HOW IN THE HELL AM I GOING TO SURVIVE?
Why is it that even though I did everything right... I feel like the scum of the Earth... the lowest of the lows.
Why is it that I cannot make it work?
Why is it that I feel like such a failure?
Why did I try so hard if I was just going to end up struggling and being so stuck?
Why me... I did not want to raise my son this way?
Amidst my breakdown and my loss of self-worth... something happened this week that made me feel like everything was going to be okay... Like someone was looking out for us. It is on days like today that I am reminded... no matter how tough your situation is... you will make it through... you will survive.
On Thursday morning... the same day that I had just finished draining out my savings account... I received a letter from the Liz Logelin Foundation. I thought that it was going to be a simple thank you letter for attending their event this past September... but when I opened the envelope, I was brought to tears. Enclosed was a beautiful letter and a $3,000 check. The Liz Logelin Foundation decided to sponsor Owen and I for the month of November 2010.
I WAS GOING TO BE OK!
WE WERE GOING TO BE OK!
Because of generous gifts from multiple donors and the amazing Liz Logelin Organization, Owen and I are going to be financially ok again for a little while. I went from not knowing how I was going to pay rent in December ... to having enough money for the next few months. All of my prayers were answered at the most opportune time.

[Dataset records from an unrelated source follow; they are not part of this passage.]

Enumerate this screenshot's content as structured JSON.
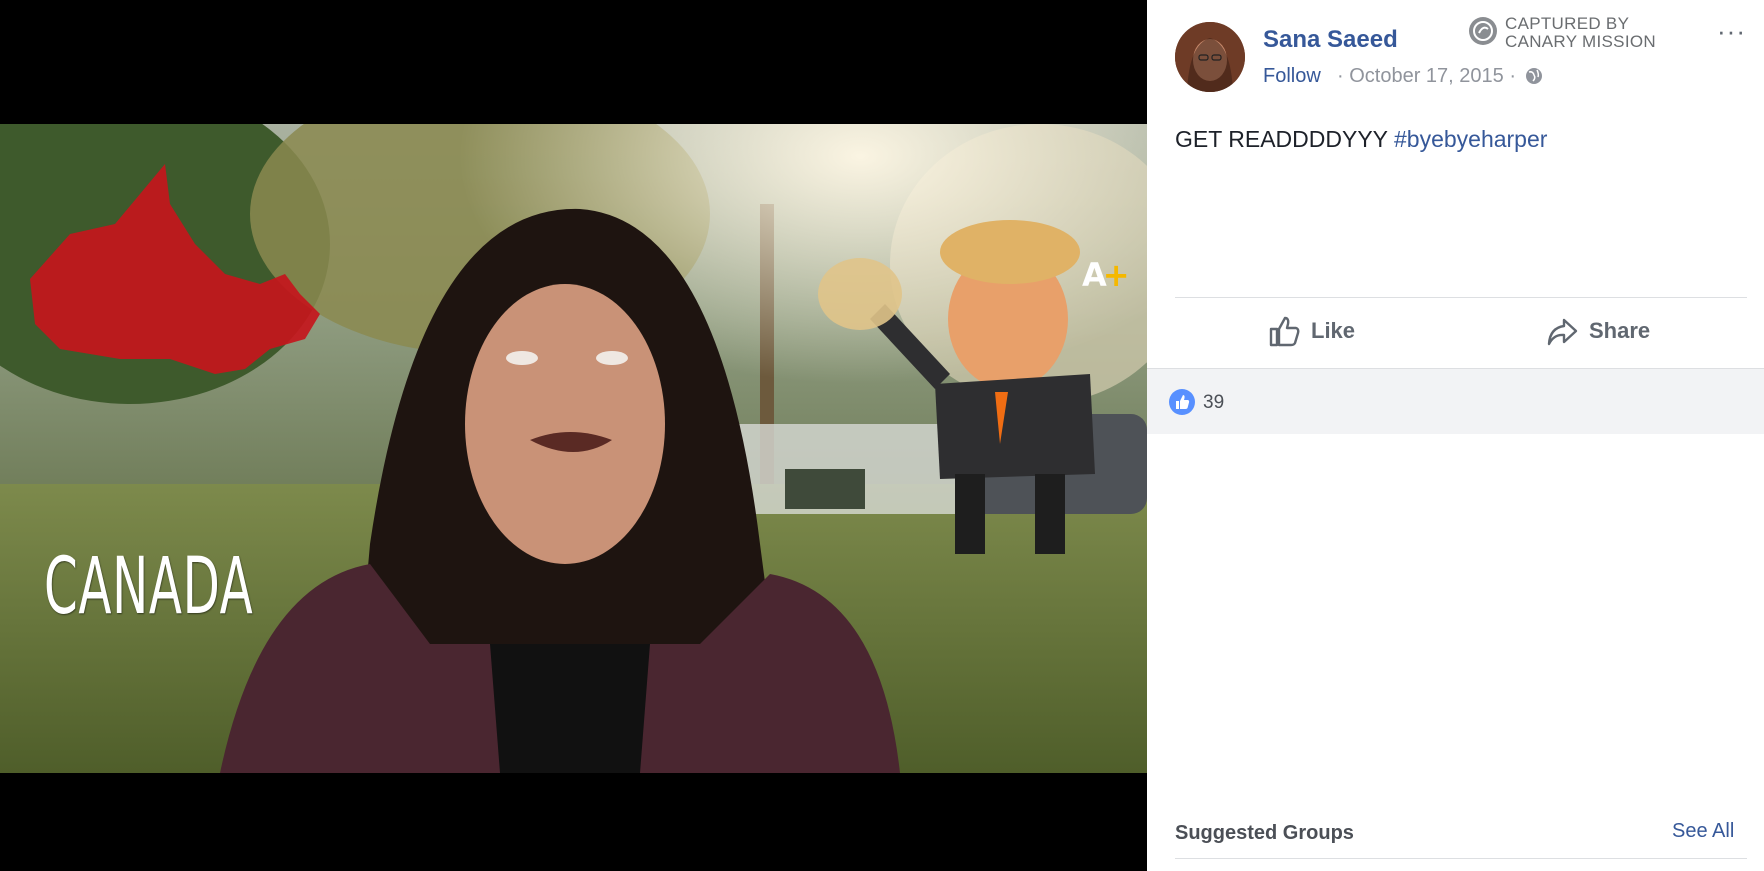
{
  "video": {
    "overlay_text": "CANADA",
    "brand_logo_a": "A",
    "brand_logo_plus": "+"
  },
  "post": {
    "author_name": "Sana Saeed",
    "follow_label": "Follow",
    "date": "October 17, 2015",
    "separator": "·",
    "text": "GET READDDDYYY",
    "hashtag": "#byebyeharper",
    "more_label": "···",
    "like_label": "Like",
    "share_label": "Share",
    "like_count": "39"
  },
  "watermark": {
    "line1": "CAPTURED BY",
    "line2": "CANARY MISSION"
  },
  "sidebar": {
    "suggested_title": "Suggested Groups",
    "see_all_label": "See All"
  },
  "colors": {
    "link": "#365899",
    "reaction_blue": "#5890ff",
    "canada_red": "#c4161c"
  }
}
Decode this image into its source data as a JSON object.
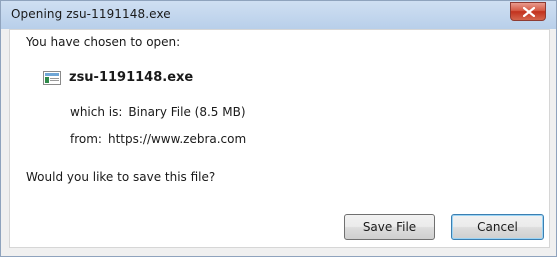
{
  "window": {
    "title": "Opening zsu-1191148.exe"
  },
  "dialog": {
    "intro_label": "You have chosen to open:",
    "file_name": "zsu-1191148.exe",
    "file_icon": "generic-file-icon",
    "which_is_label": "which is:",
    "which_is_value": "Binary File (8.5 MB)",
    "from_label": "from:",
    "from_value": "https://www.zebra.com",
    "question": "Would you like to save this file?"
  },
  "buttons": {
    "save_label": "Save File",
    "cancel_label": "Cancel"
  },
  "colors": {
    "titlebar": "#b8cfea",
    "close_button": "#c2311d",
    "default_button_border": "#3c7fb1"
  }
}
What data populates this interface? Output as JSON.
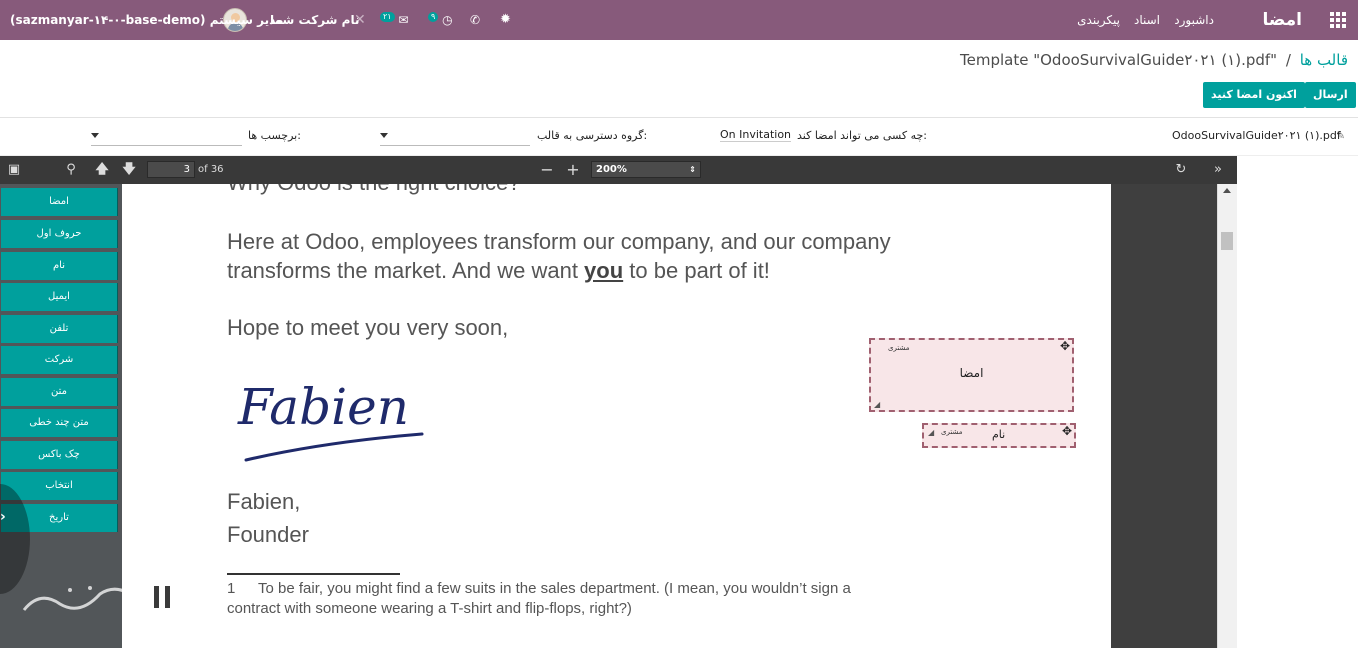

I feel like it is during times like these that we realize the importance of hope. Although I have had a really rough year and a half I know that someone is looking out for Owen and me. I know that we are going to make it... that we are going to be ok.
Through the struggle we learn to appreciate the things that we DO have. I have an amazing family, a wonderful son, amazing friends, and fabulous memories. Thank you Matt Logelin and the Liz Logelin Foundation for giving me that renewed hope... for making me see the light at the end of the tunnel.